We were very fortunate to have Dr Gill Clarke for our January talk on Evelyn Dunbar. The talk was entitled War and Country and it wouldn't surprise anyone who attended the talk to know that Gill has written a book entitled just that, and is an absolute expert on Evelyn Dunbar. I've just looked up 'War and Country' by Gill Clarke on Abe books and found even second hand copies are fetching £45!
I love Evelyn Dunbar's work, thoroughly enjoyed the 'Lost Works' exhibition at Pallant House Gallery, and bought the book, so I was really looking forward to this lavishly illustrated virtual talk on 13 January. Gill met almost everyone associated with Evelyn Dunbar in researching her, and visited all the places where she'd lived, stayed or worked, apart from Evelyn herself who sadly died in 1960 aged just 54. Gill also visited the Imperial War Museum where there's a collection of Evelyn Dunbar's letters.

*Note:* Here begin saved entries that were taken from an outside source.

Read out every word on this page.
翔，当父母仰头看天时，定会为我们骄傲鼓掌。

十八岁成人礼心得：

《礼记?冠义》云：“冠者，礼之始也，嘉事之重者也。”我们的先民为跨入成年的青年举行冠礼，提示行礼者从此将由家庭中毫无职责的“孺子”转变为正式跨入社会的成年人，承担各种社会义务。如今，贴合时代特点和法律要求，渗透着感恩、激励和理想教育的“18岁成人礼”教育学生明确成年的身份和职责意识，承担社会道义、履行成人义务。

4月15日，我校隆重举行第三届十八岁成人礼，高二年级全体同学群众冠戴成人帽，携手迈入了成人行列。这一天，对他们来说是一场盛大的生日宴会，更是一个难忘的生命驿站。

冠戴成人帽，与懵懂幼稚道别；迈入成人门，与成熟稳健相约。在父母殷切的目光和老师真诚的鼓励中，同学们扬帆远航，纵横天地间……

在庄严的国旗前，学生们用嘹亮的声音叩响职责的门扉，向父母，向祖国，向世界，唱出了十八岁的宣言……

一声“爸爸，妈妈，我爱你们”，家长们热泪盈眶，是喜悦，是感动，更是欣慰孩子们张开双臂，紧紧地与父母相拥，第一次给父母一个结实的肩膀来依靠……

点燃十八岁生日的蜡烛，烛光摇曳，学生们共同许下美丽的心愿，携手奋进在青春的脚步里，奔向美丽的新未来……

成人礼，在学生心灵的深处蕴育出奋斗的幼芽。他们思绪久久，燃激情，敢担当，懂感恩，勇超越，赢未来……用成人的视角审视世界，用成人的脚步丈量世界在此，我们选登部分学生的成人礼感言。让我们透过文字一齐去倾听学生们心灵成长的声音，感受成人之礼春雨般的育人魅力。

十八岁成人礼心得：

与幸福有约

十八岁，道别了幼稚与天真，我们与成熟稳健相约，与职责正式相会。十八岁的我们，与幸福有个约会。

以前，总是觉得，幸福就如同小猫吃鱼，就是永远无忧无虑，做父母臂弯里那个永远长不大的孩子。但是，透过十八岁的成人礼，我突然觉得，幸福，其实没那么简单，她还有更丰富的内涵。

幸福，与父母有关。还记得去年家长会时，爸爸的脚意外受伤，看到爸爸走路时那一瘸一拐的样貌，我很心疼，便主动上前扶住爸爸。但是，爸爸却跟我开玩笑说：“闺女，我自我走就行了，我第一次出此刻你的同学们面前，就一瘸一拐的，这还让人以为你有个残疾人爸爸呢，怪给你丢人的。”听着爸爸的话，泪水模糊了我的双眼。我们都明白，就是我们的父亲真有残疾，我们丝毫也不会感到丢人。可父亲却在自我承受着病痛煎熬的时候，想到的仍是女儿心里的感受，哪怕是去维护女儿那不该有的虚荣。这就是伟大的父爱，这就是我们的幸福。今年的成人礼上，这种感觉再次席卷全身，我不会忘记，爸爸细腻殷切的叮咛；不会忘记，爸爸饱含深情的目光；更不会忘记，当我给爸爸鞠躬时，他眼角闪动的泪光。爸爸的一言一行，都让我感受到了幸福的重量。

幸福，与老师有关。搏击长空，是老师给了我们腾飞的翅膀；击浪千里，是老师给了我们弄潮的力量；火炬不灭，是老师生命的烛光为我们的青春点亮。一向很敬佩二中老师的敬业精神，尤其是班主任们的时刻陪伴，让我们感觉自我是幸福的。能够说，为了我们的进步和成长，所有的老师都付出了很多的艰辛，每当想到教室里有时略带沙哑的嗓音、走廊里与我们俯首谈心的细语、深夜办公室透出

Evelyn Dunbar went to Rochester Grammar School which was a progressive school where I think members of the Royal Drawing Society came and taught the students and she learned to 'see, remember, reproduce' and trust your eyes. She was the youngest of five children who were keen gardeners; from school she went to the school of art at Rochester and then got a scholarship to the Royal College of Art. At the time she went, William Rothenstein was the principal when she went, he employed practicing artists to lecture to the students. Evelyn Dunbar was romantically linked with Charles Mahoney, her tutor, and in 1931 won a prize awarded by the Times newspaper.
She is well known for the Brockley Murals which she worked on from 1933-36. They were based on fables and were the most important creations of the age. There's a great blog post here about the making of the murals. They can still be seen at Prendergast School.
I've taken that photo from the computer, hence the strange effect. Gill also showed us illustrated letters Evelyn had written to people:
In the late 1930s, Evelyn and Charles went their separate ways, Evelyn produced quite a few garden paintings, and exhibited with Edward Bawden. In 1939, she joined the Womens' Land Army and worked at Sparsholt Farm. Evelyn Dunbar was the only female second world war artist.
In 1942, she met Roger Foley who lived from 1912-2008. Gill knew Roger quite well before his death.
Here is Roger Foley photographed with a portrait Evelyn made of him.
They moved to Wye in 1953 where Roger was a taught at Wye College. Sadly with Evelyn's premature death, they only had 8 years of married life. I'm now going to include some of my favourite paintings, from the Womens' Land Army days and gardens she loved. This one below is 'Womens' Land Army Hostel' c1943, it can be seen at Russell-Cotes Museum in Bournemouth.
I love this one 'Land Army Girls Going to Bed' 1943, it reminds me of the Ravilious' 'Attic Bedroom' painting
Not so easy to see here, but 'Winter Garden' is a wonderful depiction of her garden with her house just visible to the right of the painting.
You can find many more examples of Evelyn Dunbar's work, the Art UK website has many of those featured here and more:
We were going to visit the Bournemouth Arts Club celebratory 100 years of existence in July 2020 at Russell-Cotes, this exhibition 'A Mirror of Our Times: 100 years of British Art' . This exhibition, curated by Dr Gill Clarke and including some 9 works loaned from the Swindon Collection has been postponed until the 14 July-11 October. More details here.
I do hope we can visit this year, and thank you Gill for giving us such a fabulous insight into Evelyn Dunbar.